This week’s Open Mic guest is Debbie Reed, executive director of the Ecosystem Services Market Consortium. ESMC was established in 2017 from the Noble Foundation’s desire to discover market-based solutions to improve soil health. With tremendous energy from the private sector toward reducing greenhouse gasses in the atmosphere, Reed says agriculture and forestry can play an important role in accomplishing positive environmental outcomes. Reed ways Washington is playing “catch up” to the industry’s efforts toward sustainability, but can still play a critical role to desired outcomes.
This week’s Open Mic guest is Nicole Berg, president of the National Association of Wheat Growers. The nation’s wheat farmers have two primary objectives for new farm programs including defending risk protection programs and a boost in baseline spending. The Washington wheat grower says the $5.50 reference price is below the cost of production for most wheat growers and must be addressed in the 2023 farm bill. Berg says wheat farmers share concerns about the availability of inputs for the new crop year and question the EPA’s increased scrutiny of important crop protection products critical to the outcome of environmental and production goals. Wheat growers question the White House Council on Environmental Quality’s endorsement of breaching dams on the Snake River.
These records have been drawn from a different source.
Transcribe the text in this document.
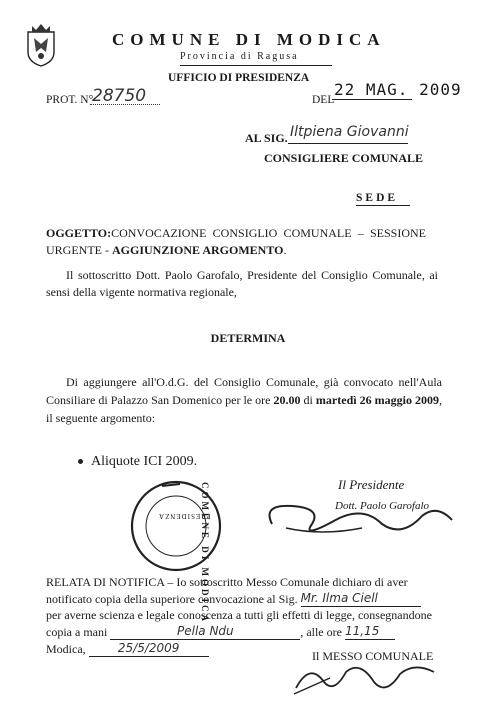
COMUNE DI MODICA
Provincia di Ragusa
UFFICIO DI PRESIDENZA
PROT. N°
28750	DEL
22 MAG. 2009
AL SIG. Iltpiena Giovanni
CONSIGLIERE COMUNALE
SEDE
OGGETTO:CONVOCAZIONE CONSIGLIO COMUNALE – SESSIONE URGENTE - AGGIUNZIONE ARGOMENTO.
Il sottoscritto Dott. Paolo Garofalo, Presidente del Consiglio Comunale, ai sensi della vigente normativa regionale,
DETERMINA
Di aggiungere all'O.d.G. del Consiglio Comunale, già convocato nell'Aula Consiliare di Palazzo San Domenico per le ore 20.00 di martedì 26 maggio 2009, il seguente argomento:
Aliquote ICI 2009.
COMUNE DI MODICA
PRESIDENZA
Il Presidente
Dott. Paolo Garofalo
RELATA DI NOTIFICA – Io sottoscritto Messo Comunale dichiaro di aver notificato copia della superiore convocazione al Sig. Mr. Ilma Ciell
per averne scienza e legale conoscenza a tutti gli effetti di legge, consegnandone
copia a mani	Pella Ndu	, alle ore 11,15
Modica,	25/5/2009
Il MESSO COMUNALE
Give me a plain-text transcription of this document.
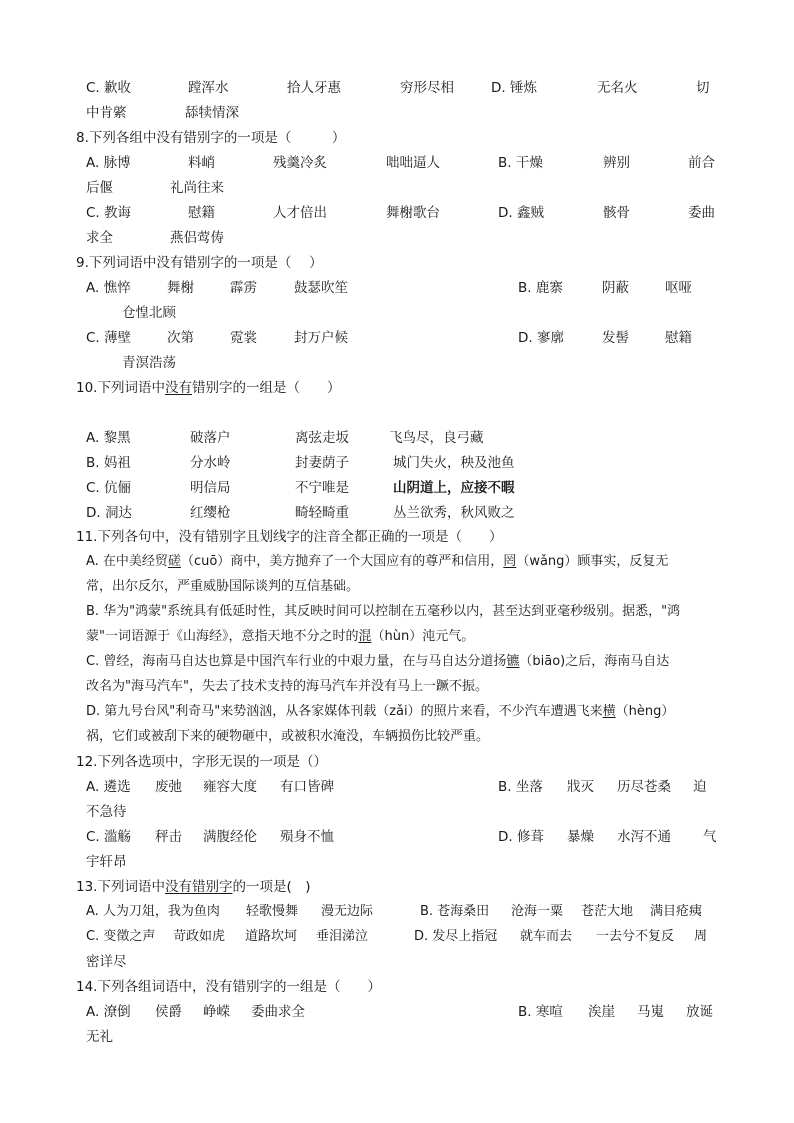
C. 歉收	蹚浑水	拾人牙惠	穷形尽相	D. 锤炼	无名火	切
中肯綮	舔犊情深
8.下列各组中没有错别字的一项是（　　　）
A. 脉博	料峭	残羹冷炙	咄咄逼人	B. 干燥	辨别	前合
后偃	礼尚往来
C. 教诲	慰籍	人才倍出	舞榭歌台	D. 鑫贼	骸骨	委曲
求全	燕侣莺俦
9.下列词语中没有错别字的一项是（　 ）
A. 憔悴	舞榭	霹雳	鼓瑟吹笙	B. 鹿寨	阴蔽	呕哑
仓惶北顾
C. 薄壁	次第	霓裳	封万户候	D. 寥廓	发髻	慰籍
青溟浩荡
10.下列词语中没有错别字的一组是（　　）
A. 黎黑	破落户	离弦走坂	飞鸟尽，良弓藏
B. 妈祖	分水岭	封妻荫子	城门失火，秧及池鱼
C. 伉俪	明信局	不宁唯是	山阴道上，应接不暇
D. 洞达	红缨枪	畸轻畸重	丛兰欲秀，秋风败之
11.下列各句中，没有错别字且划线字的注音全都正确的一项是（　　）
A. 在中美经贸磋（cuō）商中，美方抛弃了一个大国应有的尊严和信用，罔（wǎng）顾事实，反复无
常，出尔反尔，严重威胁国际谈判的互信基础。
B. 华为"鸿蒙"系统具有低延时性，其反映时间可以控制在五毫秒以内，甚至达到亚毫秒级别。据悉，"鸿
蒙"一词语源于《山海经》，意指天地不分之时的混（hùn）沌元气。
C. 曾经，海南马自达也算是中国汽车行业的中艰力量，在与马自达分道扬镳（biāo)之后，海南马自达
改名为"海马汽车"，失去了技术支持的海马汽车并没有马上一蹶不振。
D. 第九号台风"利奇马"来势汹汹，从各家媒体刊载（zǎi）的照片来看，不少汽车遭遇飞来横（hèng）
祸，它们或被刮下来的硬物砸中，或被积水淹没，车辆损伤比较严重。
12.下列各选项中，字形无误的一项是（）
A. 遴选 废弛 雍容大度 有口皆碑	B. 坐落 戕灭 历尽苍桑 迫
不急待
C. 滥觞 秤击 满腹经伦 殒身不恤	D. 修葺 暴燥 水泻不通 气
宇轩昂
13.下列词语中没有错别字的一项是(　)
A. 人为刀俎，我为鱼肉 轻歌慢舞 漫无边际	B. 苍海桑田 沧海一粟 苍茫大地 满目疮痍
C. 变徵之声 苛政如虎 道路坎坷 垂泪涕泣	D. 发尽上指冠 就车而去 一去兮不复反 周
密详尽
14.下列各组词语中，没有错别字的一组是（　　）
A. 潦倒 侯爵 峥嵘 委曲求全	B. 寒喧 涘崖 马嵬 放诞
无礼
This week’s Open Mic guest is Adam Putnam, CEO of Ducks Unlimited. The sportsman community has played an influential role in securing farm policy on Capitol Hill and continues to engage. As a former ag commissioner in his home state of Florida and 10 year member of Congress, Putnam understands and supports voluntary conservation programs that enhance the ability for farmers and ranchers to pursue environmental stewardship and productivity while employing science-based tools. Ducks Unlimited supports farming practices across North America and says their sustainability goals align well with both farmers and businesses looking to improve their environmental track record and address climate change.
This week’s Open Mic guest is Chris Edgington, president of the National Corn Growers Association. Several hundred corn grower leaders were in Washington recently to discuss policy and meet with members of Congress. Edgington says ethanol and the Next Generation Fuels Act are at the top of the agenda for him and other farmers. Farmers are also concerned about the availability of inputs for the next year’s crop as well as regulatory actions that would limit the use of crop protection products or restrict land use. Edgington says corn growers are participating in farm bill listening sessions and are keenly concerned with potential changes to Title 1 programs and crop insurance.
This week’s Open Mic guest is Steve Censky, CEO of the American Soybean Association. Over 200 soy farmers and industry leaders were in Washington for their summer board meeting and visits with leaders on Capitol Hill. The 2023 farm bill was at the top of issues that included land and water regulations, crop protection products, the rail industry and labor issues. Censky says soy leaders may have real concerns about any shift in farm programs to margin coverage instead of revenue or reference prices.
This week’s Open Mic guest is John Bode, president and CEO of the Corn Refiners Association. The nation’s corn milling industry is seeing tremendous demand for its products, but like others in the ag industry faces serious supply chain issues. Bode says some mills have been forced to temporarily shut down due to transportation issues. Corn refiners have a huge stake in global trade and as well the acceptance of technology farmers use to satisfy industry demand. Bode has high hopes for the bio-economy and looks forward to offering a new chapter to the corn refining industry’s sustainability story.